The Infiltrator is a film directed by Brad Furman and is written by Ellen Brown-Furman. It stars Bryan Cranston, John Leguizamo, Diane Kruger, and Benjamin Bratt, along with Amy Ryan and Juliet Aubrey.

Set amidst the lavish excess of the 1980’s, The Infiltrator tells the story of undercover U.S. Customs agent Robert Mazur (Cranston) AKA Robert Musella, who became a pivotal player for drug lords cleaning their dirty cash. He traded on mob connections to become the confidant to scores of the international underworld, and the bankers who enabled them. Laying his life on the line, he infiltrated the globe’s largest cartels and discovered just how deep into society their influence extended. The operation reeled in key players in a chain stretching all the way to Pablo Escobar. Their arrests would lead to the collapse of the Bank of Credit and Commerce International, and shake the underground economy to its core.
The Infiltrator takes pride in its fact checking ability, while not accounting for viewer entertainment, making for an emotionally hollow if completely factual retelling of a genuinely intriguing story. It also expects admiration for its craft, while not really adding anything of merit to the undercover cop sub-genre.

This need not have been a problem if writer, Ellen Brown-Furman wasn’t tasked with scripting it. Being a first time writer on such a large project, Brown-Furman struggles to maintain a grip on her morally ambiguous characters, ultimately reducing the film’s rich and thoroughly nuanced roots into a droll and tedious drama that is as disastrously uneven as it is tonally jarring.

Bereft of well-earned thrills, thought- provoking ideas, or even hearty laughs, The Infiltrator makes its dense 127-minute runtime painfully aware to the audience. During this time, I was also made aware of the fact that the film is almost salvaged thanks to the arduous work done by both Bryan Cranston’s powerhouse performance and Brad Furman’s taut direction.

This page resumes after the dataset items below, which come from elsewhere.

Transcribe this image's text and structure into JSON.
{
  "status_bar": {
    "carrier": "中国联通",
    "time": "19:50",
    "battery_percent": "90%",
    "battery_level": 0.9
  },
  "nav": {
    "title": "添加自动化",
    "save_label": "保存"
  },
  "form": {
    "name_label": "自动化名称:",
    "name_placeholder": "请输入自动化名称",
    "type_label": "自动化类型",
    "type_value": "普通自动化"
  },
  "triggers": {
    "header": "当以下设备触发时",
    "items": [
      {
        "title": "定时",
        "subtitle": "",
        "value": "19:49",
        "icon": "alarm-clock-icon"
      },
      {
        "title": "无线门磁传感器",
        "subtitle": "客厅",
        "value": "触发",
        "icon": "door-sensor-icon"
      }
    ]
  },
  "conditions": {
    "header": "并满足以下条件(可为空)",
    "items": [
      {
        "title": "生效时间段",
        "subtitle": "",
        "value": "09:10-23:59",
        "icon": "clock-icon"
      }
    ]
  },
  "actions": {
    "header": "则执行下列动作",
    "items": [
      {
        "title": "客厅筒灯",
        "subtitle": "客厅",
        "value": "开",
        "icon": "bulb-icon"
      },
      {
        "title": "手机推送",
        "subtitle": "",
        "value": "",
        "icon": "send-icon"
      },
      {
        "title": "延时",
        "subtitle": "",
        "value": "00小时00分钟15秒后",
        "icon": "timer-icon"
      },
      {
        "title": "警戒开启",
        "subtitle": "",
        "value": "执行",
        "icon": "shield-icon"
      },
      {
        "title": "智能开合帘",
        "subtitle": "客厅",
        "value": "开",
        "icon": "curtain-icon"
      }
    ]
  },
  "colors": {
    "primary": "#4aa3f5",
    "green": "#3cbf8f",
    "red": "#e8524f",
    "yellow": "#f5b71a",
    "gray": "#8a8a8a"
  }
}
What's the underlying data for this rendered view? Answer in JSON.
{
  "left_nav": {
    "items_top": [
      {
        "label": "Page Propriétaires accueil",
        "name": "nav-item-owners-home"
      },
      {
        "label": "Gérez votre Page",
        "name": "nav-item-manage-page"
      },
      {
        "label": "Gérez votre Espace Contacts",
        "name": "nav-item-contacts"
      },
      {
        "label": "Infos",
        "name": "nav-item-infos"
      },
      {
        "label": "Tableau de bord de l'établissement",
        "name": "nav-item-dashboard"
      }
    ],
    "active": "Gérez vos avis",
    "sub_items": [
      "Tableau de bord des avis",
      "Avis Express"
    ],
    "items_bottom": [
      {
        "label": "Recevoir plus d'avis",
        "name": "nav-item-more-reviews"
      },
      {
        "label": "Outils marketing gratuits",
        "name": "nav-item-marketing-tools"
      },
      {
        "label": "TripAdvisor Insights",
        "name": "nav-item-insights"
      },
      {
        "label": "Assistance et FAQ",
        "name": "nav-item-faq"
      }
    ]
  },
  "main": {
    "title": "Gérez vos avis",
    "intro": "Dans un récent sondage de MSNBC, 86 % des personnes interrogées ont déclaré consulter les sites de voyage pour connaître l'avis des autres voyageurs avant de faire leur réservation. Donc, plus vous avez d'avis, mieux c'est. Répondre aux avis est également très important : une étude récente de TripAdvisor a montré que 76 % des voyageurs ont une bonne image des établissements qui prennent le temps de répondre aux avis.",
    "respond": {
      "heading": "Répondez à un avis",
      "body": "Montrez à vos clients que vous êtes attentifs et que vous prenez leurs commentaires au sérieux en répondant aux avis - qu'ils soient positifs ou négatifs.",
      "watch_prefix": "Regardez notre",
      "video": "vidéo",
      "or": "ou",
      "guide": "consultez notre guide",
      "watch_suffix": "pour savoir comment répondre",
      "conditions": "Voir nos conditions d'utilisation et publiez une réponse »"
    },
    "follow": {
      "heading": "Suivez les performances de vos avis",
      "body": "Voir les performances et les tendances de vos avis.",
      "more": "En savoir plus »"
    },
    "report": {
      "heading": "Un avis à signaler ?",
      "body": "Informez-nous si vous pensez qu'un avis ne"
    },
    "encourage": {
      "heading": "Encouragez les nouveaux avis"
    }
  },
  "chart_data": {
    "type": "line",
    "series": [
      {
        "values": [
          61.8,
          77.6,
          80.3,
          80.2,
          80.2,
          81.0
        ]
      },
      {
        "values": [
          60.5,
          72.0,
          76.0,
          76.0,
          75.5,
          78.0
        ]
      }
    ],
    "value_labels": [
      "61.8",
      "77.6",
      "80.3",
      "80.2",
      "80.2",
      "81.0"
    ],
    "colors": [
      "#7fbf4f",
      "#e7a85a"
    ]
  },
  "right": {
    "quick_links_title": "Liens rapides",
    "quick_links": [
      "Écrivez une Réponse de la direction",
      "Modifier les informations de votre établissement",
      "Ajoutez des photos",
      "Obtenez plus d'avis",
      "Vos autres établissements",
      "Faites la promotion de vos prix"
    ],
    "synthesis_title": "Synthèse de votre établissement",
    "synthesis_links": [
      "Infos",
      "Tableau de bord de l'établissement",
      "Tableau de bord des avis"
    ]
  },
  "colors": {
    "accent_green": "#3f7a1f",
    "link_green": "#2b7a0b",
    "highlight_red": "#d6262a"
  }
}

Heisenberg demonstrates, once again, that he is a tremendous force to reckon with as he asserts his dominance in every scene, asserting him as the film’s largest asset. Subtle and at times subdued, Cranston delivers his best cinematic performance to date, proving once and for all that he works best in the drug trade.

Brad Furman compliments Cranston's refined performance with directorial techniques that incorporate violent camera movements and constant angle shifts. This creates an enthralling juxtapose that really manages to captivate the audience's attention and somewhat distracts from the troublesome script.